例えば、このゲームの塔の中に「時空の漂流物」を漂わせ、その時代を 思わせるような手紙、壊れた機械、などをあちこちに配置して、そういうのを 見つけて主人公達がその時代に思いを巡らせるような演出を入れたりすれば、 かなり世界観に厚みが増したのではないでしょうか。
もし、バージョンアップや続編を考えているなら、その時にはこの点を考慮して いただけたら、なんてことを1レビュアーとしてあつかましくも思っております。

閑話休題、そういう粗削りな印象は受けつつも、それでもこのゲームはいい、と 思います。深遠な思想がみてとれたので、 僕としては二重丸です。 僕はこのゲームを、前述の通り、多くのことを語るよりも、誰もいない塔の中での 度重なるバトル、歴史をたどっていく中での孤独を感じながら、プレイヤー自身が主題に付いて様々な思いを巡らせることをメインにすえた ゲームだと位置づけています。 こういうゲームは、プレイヤーに多くの情報量を与えるより、情報の断片を 与え、プレイヤーが想像して世界観を補間していくことが醍醐味であり、 TIME TOWERは、まさにその点で成功しています。

ベクターからDL出来るお勧め作品

最後に。これまでのレビュー対象と違い、この作品はコンテストパークやA-CONの 受賞作ではなく、ベクターなどのダウンロードサイトに 公開されているものです。雑誌にも収録されていましたね。

僕は、ベクターにアップロードされている ゲームをいくつかプレーしてみましたが、その感想は、 「玉石混交で、当たりは多いけどはずれも多い」ということでした。 つまり、時間をかけてDLしたのにつまらなかった、ということもあるわけで、 特にツクール95作品のように容量が大きい作品に付いてはなおのこといえると思います。 また、たまに面白い作品があっても、そういう作品に限って後半がシェアウェアだったりするので、 何となくがっかりします。

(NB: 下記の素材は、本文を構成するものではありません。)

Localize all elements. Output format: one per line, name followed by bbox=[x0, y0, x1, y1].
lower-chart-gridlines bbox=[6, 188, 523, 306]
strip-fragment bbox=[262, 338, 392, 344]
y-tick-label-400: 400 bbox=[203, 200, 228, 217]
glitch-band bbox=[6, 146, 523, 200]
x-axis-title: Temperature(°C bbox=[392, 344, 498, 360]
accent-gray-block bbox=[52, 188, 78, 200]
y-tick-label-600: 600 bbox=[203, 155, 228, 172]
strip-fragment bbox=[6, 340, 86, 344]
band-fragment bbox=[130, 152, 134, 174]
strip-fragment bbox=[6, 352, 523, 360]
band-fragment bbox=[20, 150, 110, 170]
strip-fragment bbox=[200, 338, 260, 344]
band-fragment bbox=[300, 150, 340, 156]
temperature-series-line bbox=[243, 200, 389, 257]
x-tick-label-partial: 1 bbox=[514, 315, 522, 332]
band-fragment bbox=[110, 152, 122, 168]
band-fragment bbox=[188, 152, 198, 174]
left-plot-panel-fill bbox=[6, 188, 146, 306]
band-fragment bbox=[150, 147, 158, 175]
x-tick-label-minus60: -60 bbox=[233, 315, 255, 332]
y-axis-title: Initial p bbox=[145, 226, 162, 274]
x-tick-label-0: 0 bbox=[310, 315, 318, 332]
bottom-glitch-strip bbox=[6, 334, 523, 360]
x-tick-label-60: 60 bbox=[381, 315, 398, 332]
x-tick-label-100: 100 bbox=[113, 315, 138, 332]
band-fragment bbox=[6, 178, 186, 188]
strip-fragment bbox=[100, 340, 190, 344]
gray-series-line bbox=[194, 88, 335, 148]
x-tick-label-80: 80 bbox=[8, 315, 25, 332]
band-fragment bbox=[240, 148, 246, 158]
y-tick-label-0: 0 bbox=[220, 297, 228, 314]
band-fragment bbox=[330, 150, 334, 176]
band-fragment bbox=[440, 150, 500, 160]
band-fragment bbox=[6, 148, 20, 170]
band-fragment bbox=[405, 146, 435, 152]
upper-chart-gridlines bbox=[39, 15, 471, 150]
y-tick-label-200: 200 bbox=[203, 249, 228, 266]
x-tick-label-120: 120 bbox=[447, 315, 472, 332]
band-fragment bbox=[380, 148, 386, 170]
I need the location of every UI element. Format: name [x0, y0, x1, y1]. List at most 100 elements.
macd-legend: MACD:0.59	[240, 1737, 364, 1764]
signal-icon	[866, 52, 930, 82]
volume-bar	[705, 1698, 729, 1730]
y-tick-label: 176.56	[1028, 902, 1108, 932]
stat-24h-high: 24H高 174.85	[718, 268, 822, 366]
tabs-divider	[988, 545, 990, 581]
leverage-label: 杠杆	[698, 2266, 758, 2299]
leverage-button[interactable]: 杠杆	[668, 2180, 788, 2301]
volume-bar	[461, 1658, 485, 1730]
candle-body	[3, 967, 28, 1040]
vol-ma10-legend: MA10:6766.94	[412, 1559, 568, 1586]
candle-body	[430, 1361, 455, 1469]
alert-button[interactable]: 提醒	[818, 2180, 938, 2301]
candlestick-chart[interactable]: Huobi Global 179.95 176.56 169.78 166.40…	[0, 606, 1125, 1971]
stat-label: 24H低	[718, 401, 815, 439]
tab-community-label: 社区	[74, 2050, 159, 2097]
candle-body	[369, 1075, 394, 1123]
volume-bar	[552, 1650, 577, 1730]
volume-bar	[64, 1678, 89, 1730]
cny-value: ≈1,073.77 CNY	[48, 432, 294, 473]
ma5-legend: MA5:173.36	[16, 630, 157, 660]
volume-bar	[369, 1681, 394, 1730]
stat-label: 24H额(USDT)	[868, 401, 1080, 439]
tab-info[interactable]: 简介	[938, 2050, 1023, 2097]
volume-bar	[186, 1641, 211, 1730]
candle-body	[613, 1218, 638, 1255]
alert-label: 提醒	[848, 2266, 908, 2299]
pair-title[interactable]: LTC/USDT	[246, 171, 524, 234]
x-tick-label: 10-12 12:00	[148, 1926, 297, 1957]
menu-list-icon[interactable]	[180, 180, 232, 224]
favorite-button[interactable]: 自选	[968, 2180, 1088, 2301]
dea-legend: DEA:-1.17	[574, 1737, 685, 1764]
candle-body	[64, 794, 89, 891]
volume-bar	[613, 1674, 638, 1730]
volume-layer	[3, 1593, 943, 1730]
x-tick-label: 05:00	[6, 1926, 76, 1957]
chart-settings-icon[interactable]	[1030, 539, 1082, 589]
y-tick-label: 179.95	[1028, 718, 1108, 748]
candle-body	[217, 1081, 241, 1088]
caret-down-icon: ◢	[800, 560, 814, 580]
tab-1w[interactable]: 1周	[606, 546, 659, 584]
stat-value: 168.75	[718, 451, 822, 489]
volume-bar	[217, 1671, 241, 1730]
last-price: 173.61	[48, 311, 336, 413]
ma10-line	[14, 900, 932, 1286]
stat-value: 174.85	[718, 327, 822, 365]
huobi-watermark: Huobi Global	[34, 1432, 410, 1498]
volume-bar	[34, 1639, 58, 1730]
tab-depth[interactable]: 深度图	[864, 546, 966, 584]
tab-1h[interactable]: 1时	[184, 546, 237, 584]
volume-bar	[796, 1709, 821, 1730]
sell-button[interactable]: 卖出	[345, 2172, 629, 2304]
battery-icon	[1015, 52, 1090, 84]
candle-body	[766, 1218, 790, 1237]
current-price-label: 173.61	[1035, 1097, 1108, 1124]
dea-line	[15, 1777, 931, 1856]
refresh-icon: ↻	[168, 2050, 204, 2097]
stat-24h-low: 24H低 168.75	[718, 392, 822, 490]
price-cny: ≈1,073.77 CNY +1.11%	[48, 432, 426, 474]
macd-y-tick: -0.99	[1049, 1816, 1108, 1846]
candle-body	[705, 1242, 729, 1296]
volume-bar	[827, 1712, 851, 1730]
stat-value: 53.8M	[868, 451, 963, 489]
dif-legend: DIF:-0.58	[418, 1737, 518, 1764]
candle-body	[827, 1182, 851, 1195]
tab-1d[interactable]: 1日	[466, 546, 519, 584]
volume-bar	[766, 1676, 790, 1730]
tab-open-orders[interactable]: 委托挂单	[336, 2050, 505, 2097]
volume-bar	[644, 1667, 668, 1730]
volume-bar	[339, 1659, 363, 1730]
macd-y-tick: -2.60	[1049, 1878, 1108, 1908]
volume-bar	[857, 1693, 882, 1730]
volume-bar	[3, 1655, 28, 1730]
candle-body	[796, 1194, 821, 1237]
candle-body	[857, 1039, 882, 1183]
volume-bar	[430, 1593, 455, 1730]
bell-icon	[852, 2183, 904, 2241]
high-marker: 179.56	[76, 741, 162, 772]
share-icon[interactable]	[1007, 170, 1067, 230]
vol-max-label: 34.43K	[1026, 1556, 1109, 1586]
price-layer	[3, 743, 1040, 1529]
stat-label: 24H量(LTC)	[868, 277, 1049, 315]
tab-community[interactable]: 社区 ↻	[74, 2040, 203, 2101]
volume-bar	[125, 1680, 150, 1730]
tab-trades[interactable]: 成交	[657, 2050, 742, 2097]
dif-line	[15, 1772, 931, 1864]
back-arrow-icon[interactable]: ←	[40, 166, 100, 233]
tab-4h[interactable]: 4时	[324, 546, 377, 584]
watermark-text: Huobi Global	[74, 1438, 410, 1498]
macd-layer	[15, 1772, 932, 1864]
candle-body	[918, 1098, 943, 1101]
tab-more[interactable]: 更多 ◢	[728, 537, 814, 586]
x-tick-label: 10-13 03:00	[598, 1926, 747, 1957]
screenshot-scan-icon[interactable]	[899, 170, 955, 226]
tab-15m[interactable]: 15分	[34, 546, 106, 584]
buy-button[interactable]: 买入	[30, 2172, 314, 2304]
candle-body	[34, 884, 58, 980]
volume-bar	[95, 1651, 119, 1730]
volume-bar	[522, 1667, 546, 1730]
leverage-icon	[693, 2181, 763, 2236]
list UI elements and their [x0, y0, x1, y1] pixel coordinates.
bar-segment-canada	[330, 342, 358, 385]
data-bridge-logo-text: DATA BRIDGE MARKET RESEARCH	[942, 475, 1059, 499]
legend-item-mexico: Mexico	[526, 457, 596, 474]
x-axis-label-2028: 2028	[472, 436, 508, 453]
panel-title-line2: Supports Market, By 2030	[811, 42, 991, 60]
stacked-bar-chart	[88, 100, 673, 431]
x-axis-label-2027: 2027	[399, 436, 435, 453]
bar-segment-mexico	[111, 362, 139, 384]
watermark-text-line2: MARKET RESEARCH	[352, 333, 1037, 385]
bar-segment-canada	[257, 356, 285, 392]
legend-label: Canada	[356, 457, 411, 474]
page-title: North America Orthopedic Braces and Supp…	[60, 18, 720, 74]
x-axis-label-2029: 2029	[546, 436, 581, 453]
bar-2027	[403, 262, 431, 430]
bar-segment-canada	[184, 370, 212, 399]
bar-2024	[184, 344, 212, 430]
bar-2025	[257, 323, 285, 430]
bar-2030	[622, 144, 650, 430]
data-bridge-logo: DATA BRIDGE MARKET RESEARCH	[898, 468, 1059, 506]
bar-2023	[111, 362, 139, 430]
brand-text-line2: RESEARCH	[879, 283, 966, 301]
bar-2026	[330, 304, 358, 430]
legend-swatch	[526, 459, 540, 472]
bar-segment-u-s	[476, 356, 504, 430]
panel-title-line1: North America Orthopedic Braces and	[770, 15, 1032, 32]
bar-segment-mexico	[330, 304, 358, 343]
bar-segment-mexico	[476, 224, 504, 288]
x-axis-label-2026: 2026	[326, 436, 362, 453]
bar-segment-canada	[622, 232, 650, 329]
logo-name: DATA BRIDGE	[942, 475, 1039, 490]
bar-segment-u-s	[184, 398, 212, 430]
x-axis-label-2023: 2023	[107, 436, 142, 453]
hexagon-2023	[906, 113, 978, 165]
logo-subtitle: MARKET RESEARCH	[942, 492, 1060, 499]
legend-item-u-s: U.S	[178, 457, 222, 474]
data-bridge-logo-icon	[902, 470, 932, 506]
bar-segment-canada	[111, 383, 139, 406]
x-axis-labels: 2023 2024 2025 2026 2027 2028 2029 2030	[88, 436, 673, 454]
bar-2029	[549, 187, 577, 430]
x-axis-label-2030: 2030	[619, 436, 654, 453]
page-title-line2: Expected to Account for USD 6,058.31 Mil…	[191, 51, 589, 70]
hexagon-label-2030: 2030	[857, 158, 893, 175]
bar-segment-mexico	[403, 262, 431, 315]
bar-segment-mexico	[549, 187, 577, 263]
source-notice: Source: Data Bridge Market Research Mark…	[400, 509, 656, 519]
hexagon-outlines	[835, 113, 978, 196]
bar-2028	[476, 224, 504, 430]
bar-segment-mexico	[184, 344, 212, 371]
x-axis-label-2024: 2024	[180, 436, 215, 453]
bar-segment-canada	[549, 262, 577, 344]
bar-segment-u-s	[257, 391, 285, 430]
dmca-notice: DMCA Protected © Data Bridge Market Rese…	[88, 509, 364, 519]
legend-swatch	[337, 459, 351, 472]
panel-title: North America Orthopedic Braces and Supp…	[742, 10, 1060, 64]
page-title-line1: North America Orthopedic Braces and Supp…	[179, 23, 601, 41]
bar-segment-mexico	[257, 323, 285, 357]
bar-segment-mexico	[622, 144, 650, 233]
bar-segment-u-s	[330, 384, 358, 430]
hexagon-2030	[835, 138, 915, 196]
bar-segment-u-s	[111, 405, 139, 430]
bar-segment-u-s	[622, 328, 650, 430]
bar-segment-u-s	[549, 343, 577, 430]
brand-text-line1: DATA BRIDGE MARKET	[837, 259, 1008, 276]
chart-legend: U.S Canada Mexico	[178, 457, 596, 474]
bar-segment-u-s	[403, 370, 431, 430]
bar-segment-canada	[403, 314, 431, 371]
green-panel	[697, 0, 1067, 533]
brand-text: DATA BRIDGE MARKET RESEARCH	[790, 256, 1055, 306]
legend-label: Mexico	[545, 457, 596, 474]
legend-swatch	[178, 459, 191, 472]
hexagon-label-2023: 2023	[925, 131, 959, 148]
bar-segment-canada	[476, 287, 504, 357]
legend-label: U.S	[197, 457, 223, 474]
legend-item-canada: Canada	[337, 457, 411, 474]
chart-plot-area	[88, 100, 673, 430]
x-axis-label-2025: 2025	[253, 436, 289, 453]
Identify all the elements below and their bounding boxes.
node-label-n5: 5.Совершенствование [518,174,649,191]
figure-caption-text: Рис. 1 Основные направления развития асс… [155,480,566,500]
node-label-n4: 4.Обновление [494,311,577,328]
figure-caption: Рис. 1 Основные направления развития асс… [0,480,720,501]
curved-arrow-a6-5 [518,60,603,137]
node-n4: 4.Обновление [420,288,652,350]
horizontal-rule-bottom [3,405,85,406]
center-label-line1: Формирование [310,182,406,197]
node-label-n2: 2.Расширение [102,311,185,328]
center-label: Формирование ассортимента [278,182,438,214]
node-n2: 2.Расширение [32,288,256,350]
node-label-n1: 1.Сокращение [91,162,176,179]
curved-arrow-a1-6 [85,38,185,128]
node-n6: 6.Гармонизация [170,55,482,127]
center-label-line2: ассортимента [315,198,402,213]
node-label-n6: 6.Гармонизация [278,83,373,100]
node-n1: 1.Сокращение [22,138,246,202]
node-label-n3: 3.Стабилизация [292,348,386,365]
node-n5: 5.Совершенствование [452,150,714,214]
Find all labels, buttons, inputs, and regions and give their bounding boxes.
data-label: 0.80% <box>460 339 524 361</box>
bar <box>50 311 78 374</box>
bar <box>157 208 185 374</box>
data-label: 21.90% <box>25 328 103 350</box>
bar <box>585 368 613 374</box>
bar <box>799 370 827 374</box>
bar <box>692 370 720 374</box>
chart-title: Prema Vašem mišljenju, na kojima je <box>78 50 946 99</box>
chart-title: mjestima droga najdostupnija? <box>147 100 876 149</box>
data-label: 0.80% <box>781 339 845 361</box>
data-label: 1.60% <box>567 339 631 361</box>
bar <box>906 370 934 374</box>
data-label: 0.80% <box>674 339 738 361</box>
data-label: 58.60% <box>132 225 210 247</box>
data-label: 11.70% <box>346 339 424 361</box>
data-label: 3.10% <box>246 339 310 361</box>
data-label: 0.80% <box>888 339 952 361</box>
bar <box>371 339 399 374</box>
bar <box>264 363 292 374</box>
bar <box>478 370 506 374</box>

僕は、ベクターが玉石混交なのは、ある意味で当然だと思っています。
それは、コンテストパークのように審査を設けてしまうと、「審査に異議あり!」って 声が多くなるのも事実だからです。人によって「面白い」の基準が異なる以上、 審査を持ち込むと、これは避けられない問題だと思うのです。
だからこそ、玉石混交の方がいい。そして、こうやって皆が個人的に面白いと思う作品を紹介していくことが大事なのだと思います。 そう、くちコミが重要なんです。

そういうわけで、「これは結構オススメ」といえ、 なおかつフリーのRPGを見つけたら是非オススメしていきたいと僕は思うのですが、 「TIME TOWER」はそんな僕のお勧め作品のひとつなのです。